Tools

To develope this project we used a bunch of different tools and programs and worked on two different Operative Systems, Linux and Windows. In that last case we had to use two programs to make the workflow easier, PuTTy, in order to create a ssh conection between our Windows computer and WinSCP to create a sftp conection to transfer the required files.
First at all we though that it was gonna be enough to create the code to obtain the top 10 broadcasted videogames per hour of each day, but due the huge amount of results we wanted to offer the results in a more generic and visual way.

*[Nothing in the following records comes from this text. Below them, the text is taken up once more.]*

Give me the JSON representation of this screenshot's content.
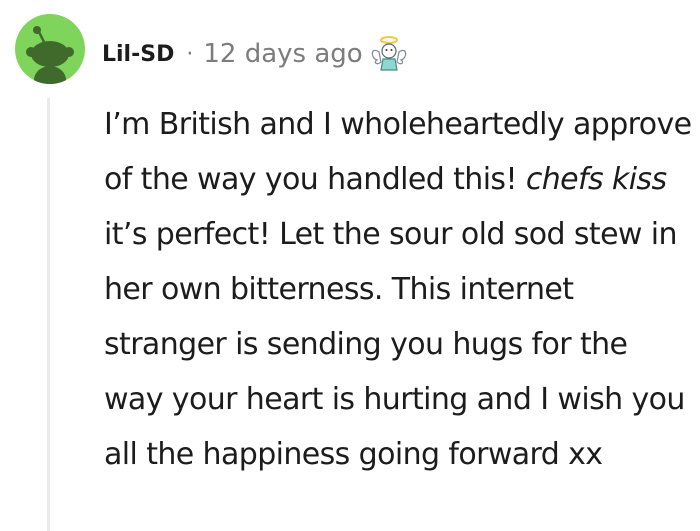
{
  "comment": {
    "username": "Lil-SD",
    "separator": "·",
    "timestamp": "12 days ago",
    "award_icon": "angel-award-icon",
    "avatar_icon": "reddit-snoo-avatar",
    "body": {
      "part1": "I’m British and I wholeheartedly approve of the way you handled this! ",
      "emphasis": "chefs kiss",
      "part2": " it’s perfect! Let the sour old sod stew in her own bitterness. This internet stranger is sending you hugs for the way your heart is hurting and I wish you all the happiness going forward xx"
    }
  },
  "colors": {
    "avatar_bg": "#7fd45c",
    "text": "#1c1c1c",
    "meta": "#7c7c7c",
    "thread_line": "#ebebeb"
  }
}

So once we had the 24 top ten results per hour we programmed a second script to work with the data results of the first script and that way get the top 10 broadcasted games of the day.
ids = inputRDD.map(lambda p: Row(Game = p[3].lower(), CurrentViewer = p[1],
Followers = float(p[7]), Partner = p[8], Language = p[9]))
df = ids.toDF()
df = df.filter(df['Language'] == "es").filter(df['Partner'] != "-1")

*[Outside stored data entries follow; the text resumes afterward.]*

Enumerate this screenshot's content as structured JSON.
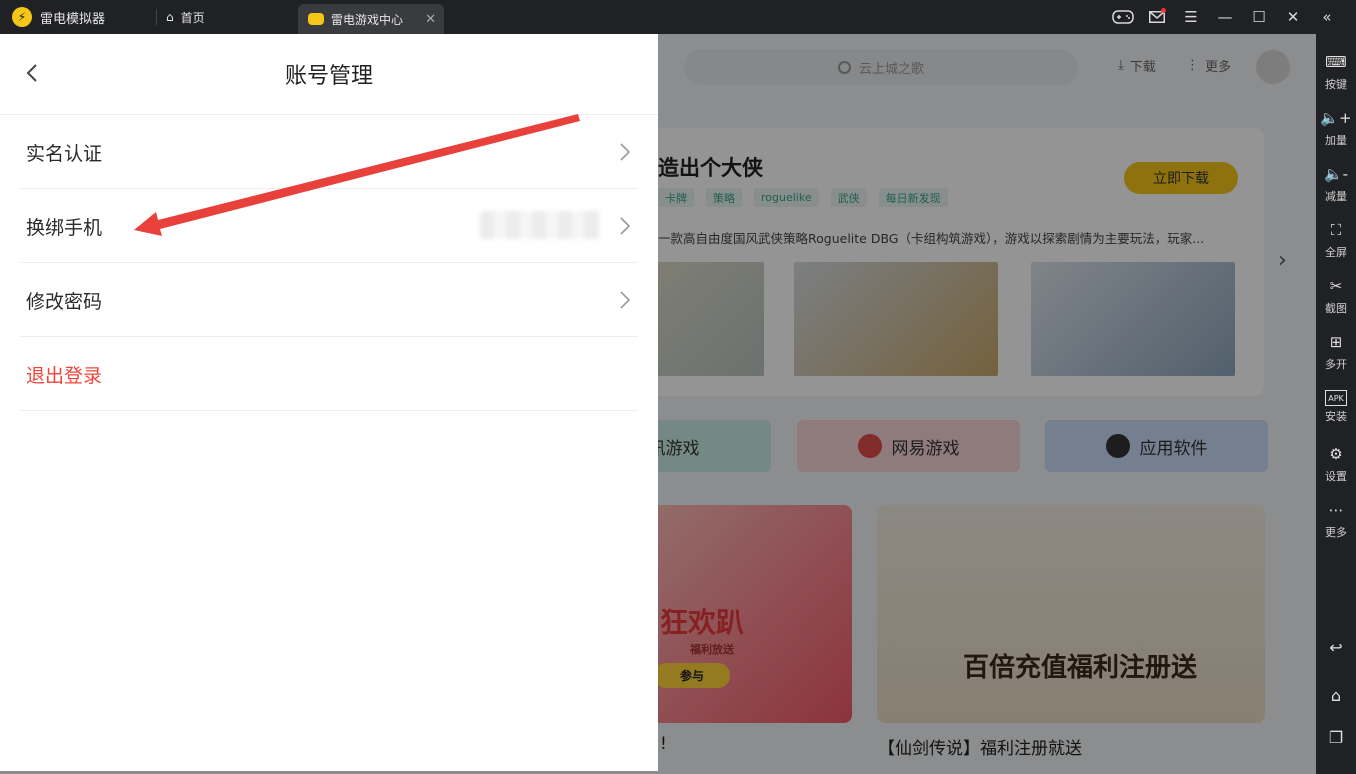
{
  "titlebar": {
    "app_name": "雷电模拟器",
    "tabs": [
      {
        "label": "首页",
        "active": false
      },
      {
        "label": "雷电游戏中心",
        "active": true
      }
    ],
    "icons": [
      "gamepad-icon",
      "mail-icon",
      "menu-icon",
      "minimize-icon",
      "maximize-icon",
      "close-icon",
      "collapse-icon"
    ]
  },
  "sidebar": {
    "items": [
      {
        "label": "按键",
        "icon": "keyboard-icon"
      },
      {
        "label": "加量",
        "icon": "volume-up-icon"
      },
      {
        "label": "减量",
        "icon": "volume-down-icon"
      },
      {
        "label": "全屏",
        "icon": "fullscreen-icon"
      },
      {
        "label": "截图",
        "icon": "scissors-icon"
      },
      {
        "label": "多开",
        "icon": "multi-instance-icon"
      },
      {
        "label": "安装",
        "icon": "apk-install-icon"
      },
      {
        "label": "设置",
        "icon": "settings-icon"
      },
      {
        "label": "更多",
        "icon": "more-icon"
      }
    ],
    "nav": [
      "back-icon",
      "home-icon",
      "recent-apps-icon"
    ]
  },
  "background": {
    "search_placeholder": "云上城之歌",
    "download_label": "下载",
    "more_label": "更多",
    "featured": {
      "title": "造出个大侠",
      "tags": [
        "卡牌",
        "策略",
        "roguelike",
        "武侠",
        "每日新发现"
      ],
      "download_button": "立即下载",
      "description": "一款高自由度国风武侠策略Roguelite DBG（卡组构筑游戏），游戏以探索剧情为主要玩法，玩家..."
    },
    "categories": [
      {
        "label": "腾讯游戏",
        "color": "#c9ece3"
      },
      {
        "label": "网易游戏",
        "color": "#f7d3d6"
      },
      {
        "label": "应用软件",
        "color": "#c8dcf6"
      }
    ],
    "banners": [
      {
        "text": "狂欢趴",
        "sub": "福利放送",
        "button": "参与",
        "caption": "!"
      },
      {
        "text": "百倍充值福利注册送",
        "caption": "【仙剑传说】福利注册就送"
      }
    ]
  },
  "panel": {
    "title": "账号管理",
    "rows": [
      {
        "label": "实名认证",
        "chevron": true
      },
      {
        "label": "换绑手机",
        "chevron": true,
        "value_blurred": true
      },
      {
        "label": "修改密码",
        "chevron": true
      },
      {
        "label": "退出登录",
        "chevron": false,
        "danger": true
      }
    ]
  },
  "annotation": {
    "color": "#e8403a"
  }
}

df = df.filter(df['Game'] != "-1").filter(df['Followers'] >= 1000)
df.groupBy(col("Game")).agg({"CurrentViewer":"sum"}).orderBy("sum(CurrentViewer)",ascending=False).
limit(10).coalesce(1).write.format("com.databricks.spark.csv").save('out7')
The code is prepared to work on a Spark cluster with Hadoop, and to read files we first converted them into dataframes in order to make easier operate with the data and apply it some filters. Finally we mix together all the results ditributed on the different cores of the virtual machine. And of course we used different text editors like SublimeText3 and Visual Code to work on the code.